I wasn't expecting every decision that I made to be so difficult. Despite my years as a volunteer in ministry, I was shocked by the number of variables that affected my every move. I assumed my analytical skills would help me make good choices for a program or person. Yet I was surprised to find that when I weighed the pros and cons of a decision, they often came out even. A year in, I now realize how many decisions require discernment, courage, and a desperate need for God's guidance to move forward.
2. When you make hard decisions, expect insecurity.
I'm thankful to God that he was clearly at work in positioning me for this job, because without that, I'd probably doubt it even more than I did in year one! Every time a gray decision presented itself, insecurity also reared its ugly head. Why did you take this job? You aren't qualified! This isn't a fit! You aren't made for this role! Learning to isolate and ignore the negative internal dialogue was a necessary part of growth as a leader.
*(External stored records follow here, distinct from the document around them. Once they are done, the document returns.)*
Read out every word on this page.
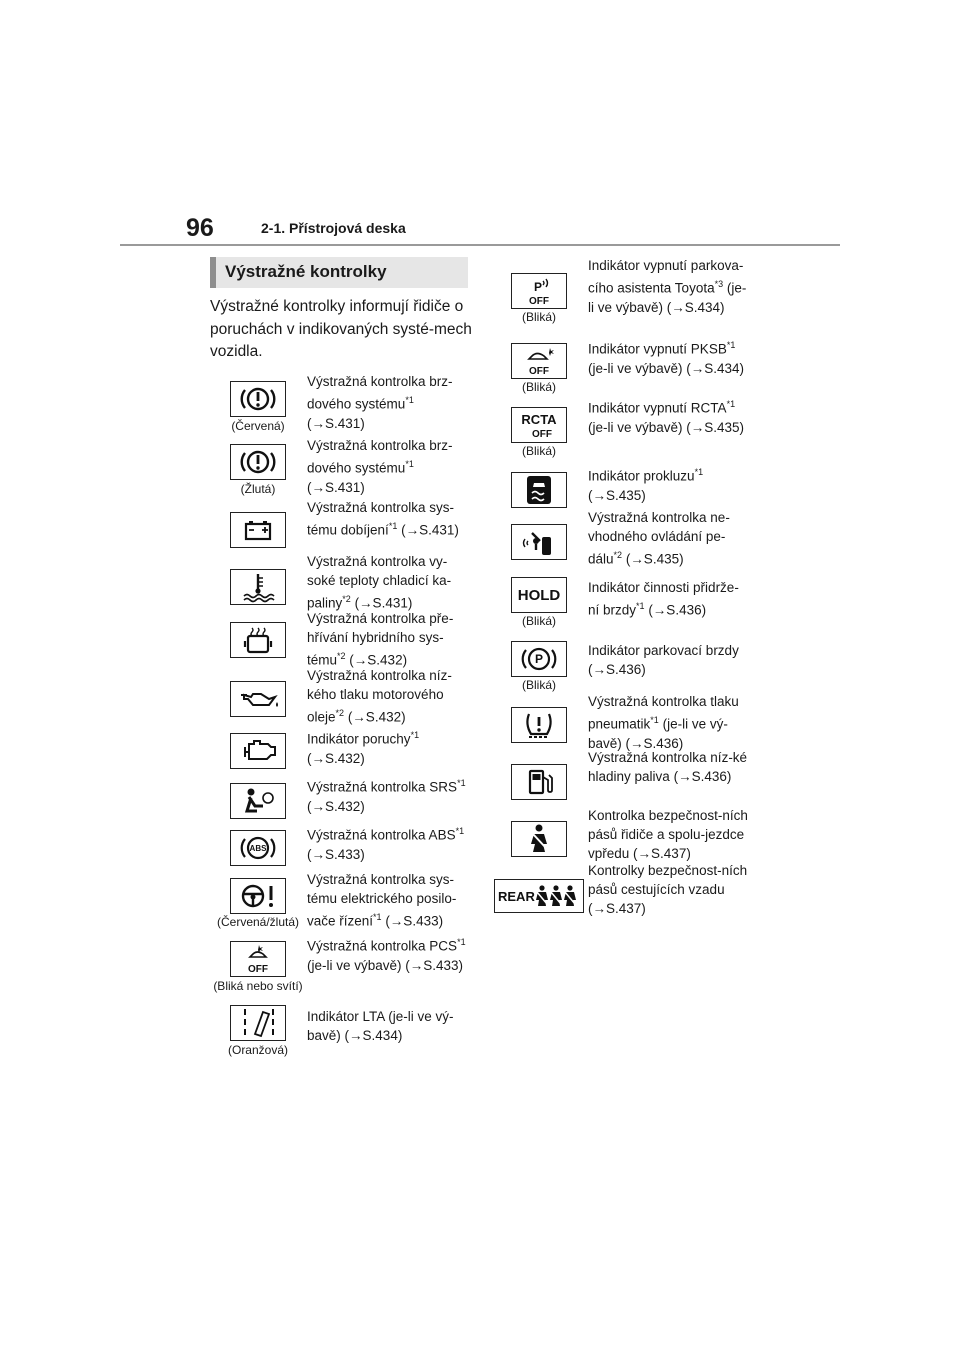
96	2-1. Přístrojová deska
Výstražné kontrolky
Výstražné kontrolky informují řidiče o poruchách v indikovaných systé-mech vozidla.
(Červená)
Výstražná kontrolka brz-dového systému$^{*1}$ (→S.431)
(Žlutá)
Výstražná kontrolka brz-dového systému$^{*1}$ (→S.431)
Výstražná kontrolka sys-tému dobíjení$^{*1}$ (→S.431)
Výstražná kontrolka vy-soké teploty chladicí ka-paliny$^{*2}$ (→S.431)
Výstražná kontrolka pře-hřívání hybridního sys-tému$^{*2}$ (→S.432)
Výstražná kontrolka níz-kého tlaku motorového oleje$^{*2}$ (→S.432)
Indikátor poruchy$^{*1}$ (→S.432)
Výstražná kontrolka SRS$^{*1}$ (→S.432)
ABS
Výstražná kontrolka ABS$^{*1}$ (→S.433)
(Červená/žlutá)
Výstražná kontrolka sys-tému elektrického posilo-vače řízení$^{*1}$ (→S.433)
OFF
(Bliká nebo svítí)
Výstražná kontrolka PCS$^{*1}$ (je-li ve výbavě) (→S.433)
(Oranžová)
Indikátor LTA (je-li ve vý-bavě) (→S.434)
P
OFF
(Bliká)
Indikátor vypnutí parkova-cího asistenta Toyota$^{*3}$ (je-li ve výbavě) (→S.434)
OFF
(Bliká)
Indikátor vypnutí PKSB$^{*1}$ (je-li ve výbavě) (→S.434)
RCTA
OFF
(Bliká)
Indikátor vypnutí RCTA$^{*1}$ (je-li ve výbavě) (→S.435)
Indikátor prokluzu$^{*1}$ (→S.435)
Výstražná kontrolka ne-vhodného ovládání pe-dálu$^{*2}$ (→S.435)
HOLD
(Bliká)
Indikátor činnosti přidrže-ní brzdy$^{*1}$ (→S.436)
P
(Bliká)
Indikátor parkovací brzdy (→S.436)
Výstražná kontrolka tlaku pneumatik$^{*1}$ (je-li ve vý-bavě) (→S.436)
Výstražná kontrolka níz-ké hladiny paliva (→S.436)
Kontrolka bezpečnost-ních pásů řidiče a spolu-jezdce vpředu (→S.437)
REAR
Kontrolky bezpečnost-ních pásů cestujících vzadu (→S.437)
As I began to recognize that these voices of insecurity inevitably followed a difficult decision, I was less prone to listen to them.
3. Trust your instincts, but moderate your actions.
There have been times where I have a strong gut feeling about a person in leadership, a decision that's been made, or a direction that the ministry is heading. I'm learning to trust that this instinct is usually right. However, the real place of growth for me has been to learn not to always act immediately on that instinct. When a leader is ill-fitted for a role, when a program needs to change, when tweaks need to be made to a certain course of action, I've needed to trust the instinct that raises a warning in my spirit. But I must remain humble and willing to discern the right time and right conditions for confrontation and change.
4. The methods may change, but people stay the same.
One of my favorite things about my first year of ministry is getting to look at programs and plans with fresh eyes. I love bringing new ideas to the table and innovation to outreach, growth and marketing for our church. But it can be easy to overlook wisdom in the hunt for the next and best. Proverbs 4:5 says, "Get wisdom; develop good judgment." Anything I suggest must be balanced with a desire to learn wisdom and to cultivate good judgment. This has meant learning to listen well to my senior leaders and paying close attention to what they teach me about people's hearts, philosophies of ministry, and ways to help people grow in their relationship with God. I bring honor to them and to God when I respect their authority but also offer my perspective on fresh methods for ancient truth.